Les délocalisations, ils les subissent et s’en plaignent. "Tout ça, c’est à cause de la mondialisation", accuse Jacques entré en septembre 1968. Alors forcément, DSK n’est pas très populaire: "Je l’appelle Strausskozy. Il n’est pas de gauche, il est en plein dans le système de la mondialisation, il va pas nous ramener de boulot ici", poursuit un autre. "Il est lointain, c’est un énarque déconnecté, il fait partie des princes de la politique en décalage complet", pour Florian, 50 ans, dont trente à l’usine. Seul Patrice Deuve veut croire en lui: "DSK, c’est ce qui correspondrait le plus à la France. C’est un centriste", témoigne celui qui a commencé à la chaîne, il y a trente-neuf ans. En même temps, il ajoute: "Marine Le Pen n’a pas toujours tort sur l’insécurité, l’immigration et tout ce qui s’ensuit mais elle est quand même extrême."
Fabien, visage poupon et dur à la fois, 38 ans, entré chez Renault en 1999, est un pilier de FO. Il s’exprime à titre personnel: "Je suis de gauche, je ne suis pas partisan du FN, écrivez-le.
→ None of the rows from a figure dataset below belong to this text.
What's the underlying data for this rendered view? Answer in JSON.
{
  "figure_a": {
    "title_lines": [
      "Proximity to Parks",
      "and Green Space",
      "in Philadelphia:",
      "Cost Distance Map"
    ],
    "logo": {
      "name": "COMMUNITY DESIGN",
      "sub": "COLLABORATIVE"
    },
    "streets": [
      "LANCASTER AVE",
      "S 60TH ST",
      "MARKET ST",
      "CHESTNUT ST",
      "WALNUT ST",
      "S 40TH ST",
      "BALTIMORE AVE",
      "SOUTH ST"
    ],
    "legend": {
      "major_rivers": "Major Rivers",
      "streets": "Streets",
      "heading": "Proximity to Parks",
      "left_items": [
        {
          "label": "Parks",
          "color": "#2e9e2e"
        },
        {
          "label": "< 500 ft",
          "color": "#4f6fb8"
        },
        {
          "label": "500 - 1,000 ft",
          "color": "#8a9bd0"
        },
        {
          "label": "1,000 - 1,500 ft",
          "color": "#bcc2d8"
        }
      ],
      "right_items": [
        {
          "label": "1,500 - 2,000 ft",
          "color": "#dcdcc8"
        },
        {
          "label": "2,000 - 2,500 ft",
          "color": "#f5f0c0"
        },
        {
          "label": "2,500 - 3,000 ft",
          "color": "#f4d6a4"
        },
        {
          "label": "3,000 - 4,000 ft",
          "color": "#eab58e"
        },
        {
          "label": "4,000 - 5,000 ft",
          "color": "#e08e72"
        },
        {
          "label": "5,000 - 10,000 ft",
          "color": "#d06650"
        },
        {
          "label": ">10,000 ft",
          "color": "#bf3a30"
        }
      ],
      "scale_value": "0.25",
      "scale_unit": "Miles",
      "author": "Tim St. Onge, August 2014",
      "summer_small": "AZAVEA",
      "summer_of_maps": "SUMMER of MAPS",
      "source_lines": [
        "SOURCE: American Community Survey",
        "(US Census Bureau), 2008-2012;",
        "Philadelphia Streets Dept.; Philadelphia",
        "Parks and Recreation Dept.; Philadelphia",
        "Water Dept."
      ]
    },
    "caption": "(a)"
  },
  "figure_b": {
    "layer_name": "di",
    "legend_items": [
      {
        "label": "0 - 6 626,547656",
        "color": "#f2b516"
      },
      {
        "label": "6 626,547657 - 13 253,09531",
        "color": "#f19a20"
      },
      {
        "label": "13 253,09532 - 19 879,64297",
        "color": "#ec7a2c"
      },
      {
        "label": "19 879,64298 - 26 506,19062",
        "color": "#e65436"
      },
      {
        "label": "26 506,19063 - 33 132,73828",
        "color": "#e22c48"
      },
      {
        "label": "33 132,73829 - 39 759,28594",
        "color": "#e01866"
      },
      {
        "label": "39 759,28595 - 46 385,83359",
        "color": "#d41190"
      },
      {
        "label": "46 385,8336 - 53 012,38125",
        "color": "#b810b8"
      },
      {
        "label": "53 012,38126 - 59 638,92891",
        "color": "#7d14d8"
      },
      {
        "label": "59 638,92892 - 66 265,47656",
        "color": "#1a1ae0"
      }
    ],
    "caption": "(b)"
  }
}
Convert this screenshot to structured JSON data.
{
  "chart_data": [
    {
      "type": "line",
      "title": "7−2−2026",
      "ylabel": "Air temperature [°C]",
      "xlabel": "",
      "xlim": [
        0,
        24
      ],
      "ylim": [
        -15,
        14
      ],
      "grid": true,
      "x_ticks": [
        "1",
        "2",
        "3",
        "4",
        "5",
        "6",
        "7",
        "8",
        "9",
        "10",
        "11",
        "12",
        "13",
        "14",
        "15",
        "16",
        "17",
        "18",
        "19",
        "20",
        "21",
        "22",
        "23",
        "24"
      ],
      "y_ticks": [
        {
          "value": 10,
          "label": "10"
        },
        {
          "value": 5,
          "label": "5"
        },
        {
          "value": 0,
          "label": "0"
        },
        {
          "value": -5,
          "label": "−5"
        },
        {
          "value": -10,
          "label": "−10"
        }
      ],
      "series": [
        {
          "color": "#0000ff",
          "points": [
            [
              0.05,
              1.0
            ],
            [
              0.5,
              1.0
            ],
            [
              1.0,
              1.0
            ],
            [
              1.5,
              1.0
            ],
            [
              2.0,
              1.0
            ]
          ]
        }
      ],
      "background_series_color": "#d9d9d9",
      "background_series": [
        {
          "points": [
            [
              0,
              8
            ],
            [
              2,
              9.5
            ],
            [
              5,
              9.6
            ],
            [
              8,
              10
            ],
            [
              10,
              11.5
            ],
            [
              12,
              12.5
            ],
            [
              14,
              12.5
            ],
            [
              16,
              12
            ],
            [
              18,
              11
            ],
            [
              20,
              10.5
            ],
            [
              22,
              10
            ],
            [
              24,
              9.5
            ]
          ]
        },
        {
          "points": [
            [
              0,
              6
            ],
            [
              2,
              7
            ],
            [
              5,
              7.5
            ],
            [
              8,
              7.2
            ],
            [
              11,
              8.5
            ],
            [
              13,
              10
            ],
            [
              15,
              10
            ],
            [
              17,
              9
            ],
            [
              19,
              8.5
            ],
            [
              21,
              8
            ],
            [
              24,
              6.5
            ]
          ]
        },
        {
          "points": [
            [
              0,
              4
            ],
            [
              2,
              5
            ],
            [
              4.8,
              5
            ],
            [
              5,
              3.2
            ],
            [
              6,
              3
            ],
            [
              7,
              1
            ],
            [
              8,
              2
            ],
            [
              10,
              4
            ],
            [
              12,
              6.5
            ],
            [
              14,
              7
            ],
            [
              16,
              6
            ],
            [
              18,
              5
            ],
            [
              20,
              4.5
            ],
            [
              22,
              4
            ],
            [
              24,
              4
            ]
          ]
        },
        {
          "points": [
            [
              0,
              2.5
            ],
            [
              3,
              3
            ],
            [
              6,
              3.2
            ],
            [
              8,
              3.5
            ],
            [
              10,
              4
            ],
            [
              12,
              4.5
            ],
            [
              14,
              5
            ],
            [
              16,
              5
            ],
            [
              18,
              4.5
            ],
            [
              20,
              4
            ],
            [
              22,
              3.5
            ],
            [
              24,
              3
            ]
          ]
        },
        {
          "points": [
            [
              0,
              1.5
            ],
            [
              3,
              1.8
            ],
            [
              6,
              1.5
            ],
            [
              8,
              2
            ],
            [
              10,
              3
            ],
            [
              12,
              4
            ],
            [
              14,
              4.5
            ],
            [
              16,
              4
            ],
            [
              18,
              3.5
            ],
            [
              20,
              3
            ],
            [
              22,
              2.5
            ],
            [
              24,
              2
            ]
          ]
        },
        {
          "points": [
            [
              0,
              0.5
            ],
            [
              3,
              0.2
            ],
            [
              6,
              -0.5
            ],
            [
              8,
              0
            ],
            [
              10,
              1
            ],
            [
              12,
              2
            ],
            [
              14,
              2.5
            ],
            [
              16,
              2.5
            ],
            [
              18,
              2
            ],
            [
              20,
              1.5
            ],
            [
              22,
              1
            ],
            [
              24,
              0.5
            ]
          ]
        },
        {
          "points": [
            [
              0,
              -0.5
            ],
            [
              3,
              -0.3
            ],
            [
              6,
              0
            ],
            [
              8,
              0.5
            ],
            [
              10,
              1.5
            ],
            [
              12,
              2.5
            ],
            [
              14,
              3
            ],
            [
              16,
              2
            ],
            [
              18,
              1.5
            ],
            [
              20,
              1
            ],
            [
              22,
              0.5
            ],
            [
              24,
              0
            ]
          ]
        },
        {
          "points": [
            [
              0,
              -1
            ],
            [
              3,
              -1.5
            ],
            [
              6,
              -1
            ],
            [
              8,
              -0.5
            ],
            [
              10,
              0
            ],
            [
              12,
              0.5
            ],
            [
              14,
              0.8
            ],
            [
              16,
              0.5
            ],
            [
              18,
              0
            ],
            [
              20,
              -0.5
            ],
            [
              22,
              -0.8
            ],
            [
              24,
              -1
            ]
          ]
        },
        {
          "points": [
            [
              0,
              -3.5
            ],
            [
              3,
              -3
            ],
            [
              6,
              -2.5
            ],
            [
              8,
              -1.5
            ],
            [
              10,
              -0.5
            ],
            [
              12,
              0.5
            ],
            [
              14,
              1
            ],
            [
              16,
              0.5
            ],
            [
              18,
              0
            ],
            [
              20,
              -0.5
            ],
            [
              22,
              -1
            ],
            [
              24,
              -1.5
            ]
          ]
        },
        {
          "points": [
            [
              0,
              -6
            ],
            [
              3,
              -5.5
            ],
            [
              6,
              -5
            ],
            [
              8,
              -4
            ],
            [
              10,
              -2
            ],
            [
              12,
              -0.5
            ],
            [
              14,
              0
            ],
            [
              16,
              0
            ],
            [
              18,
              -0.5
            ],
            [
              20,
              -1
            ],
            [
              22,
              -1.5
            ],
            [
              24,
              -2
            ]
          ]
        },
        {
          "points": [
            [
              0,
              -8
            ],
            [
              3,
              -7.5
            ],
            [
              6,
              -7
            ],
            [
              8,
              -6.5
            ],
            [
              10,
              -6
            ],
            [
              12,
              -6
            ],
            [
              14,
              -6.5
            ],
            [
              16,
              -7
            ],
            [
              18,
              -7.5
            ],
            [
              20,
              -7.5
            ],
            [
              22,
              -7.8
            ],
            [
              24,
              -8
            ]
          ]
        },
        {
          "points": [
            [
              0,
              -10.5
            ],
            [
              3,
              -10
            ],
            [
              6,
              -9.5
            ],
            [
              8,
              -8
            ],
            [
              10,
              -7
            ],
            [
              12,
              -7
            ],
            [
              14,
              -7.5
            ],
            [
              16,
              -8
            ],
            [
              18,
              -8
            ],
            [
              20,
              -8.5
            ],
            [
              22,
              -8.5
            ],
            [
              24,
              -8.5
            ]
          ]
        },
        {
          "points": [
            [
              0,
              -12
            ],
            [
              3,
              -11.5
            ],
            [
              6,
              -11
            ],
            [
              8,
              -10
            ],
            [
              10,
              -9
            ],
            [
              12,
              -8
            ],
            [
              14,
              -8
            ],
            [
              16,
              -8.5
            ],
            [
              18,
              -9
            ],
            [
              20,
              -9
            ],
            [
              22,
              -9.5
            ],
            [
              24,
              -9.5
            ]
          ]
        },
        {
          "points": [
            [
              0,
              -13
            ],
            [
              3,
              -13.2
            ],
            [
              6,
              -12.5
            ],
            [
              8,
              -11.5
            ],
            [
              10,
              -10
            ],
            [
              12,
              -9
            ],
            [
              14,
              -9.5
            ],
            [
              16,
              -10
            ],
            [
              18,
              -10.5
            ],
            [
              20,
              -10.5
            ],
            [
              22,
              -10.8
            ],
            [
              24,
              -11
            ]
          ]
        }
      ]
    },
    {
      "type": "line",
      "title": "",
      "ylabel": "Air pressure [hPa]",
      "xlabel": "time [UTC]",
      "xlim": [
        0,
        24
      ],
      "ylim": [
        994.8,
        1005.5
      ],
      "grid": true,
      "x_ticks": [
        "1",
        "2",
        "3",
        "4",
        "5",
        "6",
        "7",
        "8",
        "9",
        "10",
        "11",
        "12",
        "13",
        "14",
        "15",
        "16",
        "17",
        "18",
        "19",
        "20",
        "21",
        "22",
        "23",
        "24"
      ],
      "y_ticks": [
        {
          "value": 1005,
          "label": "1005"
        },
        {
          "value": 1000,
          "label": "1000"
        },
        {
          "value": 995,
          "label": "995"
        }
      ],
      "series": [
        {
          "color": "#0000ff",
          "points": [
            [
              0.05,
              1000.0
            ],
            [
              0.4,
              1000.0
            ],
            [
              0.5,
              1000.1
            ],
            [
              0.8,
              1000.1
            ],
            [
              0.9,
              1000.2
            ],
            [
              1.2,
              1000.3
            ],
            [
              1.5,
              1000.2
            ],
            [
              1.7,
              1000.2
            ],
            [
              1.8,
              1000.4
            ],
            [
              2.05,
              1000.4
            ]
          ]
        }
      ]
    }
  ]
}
Mais la gauche et la droite, ils font quoi depuis trente ans? Marine Le Pen est maligne. Elle parle d’économie, elle a fait des études, elle n’est pas allée dans les tranchées comme son père. En 2017 ou 2022, il faudra faire attention, le FN sera un parti qui potentiellement prendra les commandes de l’État, même s’il ne résoudra rien."
Sartre ne voulait pas désespérer Billancourt; les politiques, aujourd’hui, désespèrent Sandouville. "Tout augmente, les pâtes, le pain, le riz. Ça devient compliqué même avec quatorze ans de Renault de finir le mois. Beaucoup d’ouvriers ont voté Sarkozy pour le pouvoir d’achat, mais ça n’a jamais été pire", balance Alain, un "rouge" de 43 ans.
Tatouage sur l’épaule qu’on devine sous son blouson, petits anneaux aux deux oreilles, Olivier vote mais n’attend rien de la prochaine présidentielle. "Les politiques, c’est tous les mêmes, tout pour les gros, rien pour les petits. Ils n’en ont rien à branler des jeunes, il n’y a que l’argent, les bénéfices. Que ce soit Pierre, Paul ou Jacques, ils s’en foutent tous." Du haut de ses 28 ans, il a déjà dix ans d’ancienneté chez Renault. Huit ici et deux au Technocentre de Guyancourt, quand il en a eu marre du chômage technique de Sandouville. Olivier était en grève le 6 octobre 2008, lorsque Nicolas Sarkozy s’est rendu à Sandouville. "Je lui en veux de nous avoir balancé ses CRS. Il disait 'la France qui se lève tôt', mais c’est pas lui qui se lève à 5 heures du mat’."
La seule qui trouve grâce aux yeux d’Olivier est Marine Le Pen: "Elle doit être mieux que son père et plus franche que Sarko." Il votera pour elle en 2012: "Ce qu’elle dit sur les ouvriers, ça rejoint ma façon de penser. Son père était plus axé sur les étrangers. Elle, elle fait du social pour tout le monde, Noir, Blanc, beur, tous pareils. Des collègues m’en parlent, je suis sûr qu’ils voteront pour elle.